We can achieve this using or '|' condition as follows:
mydata.loc[(mydata.Department == 'Outsourcing') | (mydata.Department == 'Consulting'),:]
But suppose we have to choose for multiple values (say 10 departments) then writing OR condition would be too tedious.
To simplify it we have .isin( ) function in Python. Inside isin( ) we specify the list of values which need to be searched.
In the following code we have written mydata.Department.isin(['Outsourcing','Consulting']) i.e. this will return a Boolean vector where department name is either outsourcing or consulting.
mydata.loc[mydata.Department.isin(['Outsourcing','Consulting']),:]
Excluding the rows satisfying a particular condition
Task: Filter for rows where department is neither consulting nor outsourcing.
It means we do not want the department names to be consulting and outsourcing. To do this, we can firstly create a vector using .isin( ) which will return True where department is consulting or outsourcing, and then specify to exclude such rows i.e. provide negation.

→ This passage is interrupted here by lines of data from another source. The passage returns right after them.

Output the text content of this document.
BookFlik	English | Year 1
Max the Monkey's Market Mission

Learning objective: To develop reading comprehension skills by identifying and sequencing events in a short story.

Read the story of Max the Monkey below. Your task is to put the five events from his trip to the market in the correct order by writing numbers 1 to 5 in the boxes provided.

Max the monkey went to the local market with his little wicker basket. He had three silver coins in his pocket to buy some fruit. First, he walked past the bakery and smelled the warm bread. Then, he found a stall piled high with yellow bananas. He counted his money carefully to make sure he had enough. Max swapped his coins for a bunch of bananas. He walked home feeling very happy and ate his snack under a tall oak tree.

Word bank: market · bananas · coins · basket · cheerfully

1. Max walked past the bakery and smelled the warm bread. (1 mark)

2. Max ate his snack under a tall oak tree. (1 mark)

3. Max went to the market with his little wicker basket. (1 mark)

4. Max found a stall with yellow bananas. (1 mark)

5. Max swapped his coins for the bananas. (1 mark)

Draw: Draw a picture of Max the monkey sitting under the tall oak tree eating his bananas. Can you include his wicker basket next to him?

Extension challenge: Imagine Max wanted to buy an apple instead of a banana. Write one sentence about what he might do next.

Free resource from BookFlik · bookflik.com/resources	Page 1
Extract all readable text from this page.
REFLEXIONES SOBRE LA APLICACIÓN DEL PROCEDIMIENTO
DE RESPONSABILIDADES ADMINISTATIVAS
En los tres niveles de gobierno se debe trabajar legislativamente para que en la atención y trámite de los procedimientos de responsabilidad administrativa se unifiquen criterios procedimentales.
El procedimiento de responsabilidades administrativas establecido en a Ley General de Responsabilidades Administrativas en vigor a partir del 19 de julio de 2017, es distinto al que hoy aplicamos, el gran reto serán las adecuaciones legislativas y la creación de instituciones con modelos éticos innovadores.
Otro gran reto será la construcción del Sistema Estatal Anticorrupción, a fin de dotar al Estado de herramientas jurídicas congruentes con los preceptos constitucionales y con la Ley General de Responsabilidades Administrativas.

To provide a negation we write a (~) symbol before the Boolean vector.
mydata.loc[~mydata.Department.isin(['Outsourcing','Consulting']),:]
pd.query
We can filter our rows using pd.query( ) function
Task: Filter for rows where Gender is 1.
mydata.query('Gender ==1')
Filtering with iloc
To filter the data with iloc we need to provide the column or index names!!!!!
Task: Filter for first 5 rows. (Since our index names are 0:44, thus iloc and loc lead to same output)
mydata.iloc[range(5)]
Task: Filter for first 5 rows and first 3 columns.
To filter for first 3 columns we have defined 0:3 after comma.
mydata.iloc[0:5,0:3]
Obtaining indices using np.where
Task: Filter for rows where department is consulting.
Numpy's where function returns the indices wherever a particular condition is found True. We can then use those indices in iloc to filter the rows.
import numpy as np
np.where(mydata['Department'] == 'Consulting')
Output:
(array([ 0, 2, 3, 7, 8, 10, 17, 19, 21, 25, 28, 31, 32, 33, 34, 36, 41], dtype=int64),)
mydata.iloc[np.where(mydata['Department'] == 'Consulting')]
Managing index in a dataframe.
Setting the index in an already existing dataset
Using set_index( ) we can set our index in already existing dataset.
data1 = mydata.set_index(["Employee Name","Gender"]).sort_index()
data1.head(10)
Resetting the index
We can also reset the index i.e. make them columns in our data using reset_index( ) function.
By default inplace = False, which means to save the changes we need to create a new dataset.
To make the changes in the original dataset we mention inplace = True
data1.reset_index(inplace = True)
data1.head()
To learn more about how to deal with index for filtering them refer to this tutorial:
Sorting the data
We can sort the data on the basis of a single column using sort_values( ) function
Task: Sort mydata by Annual Salary
mydata.sort_values("Annual Salary ",ascending = False)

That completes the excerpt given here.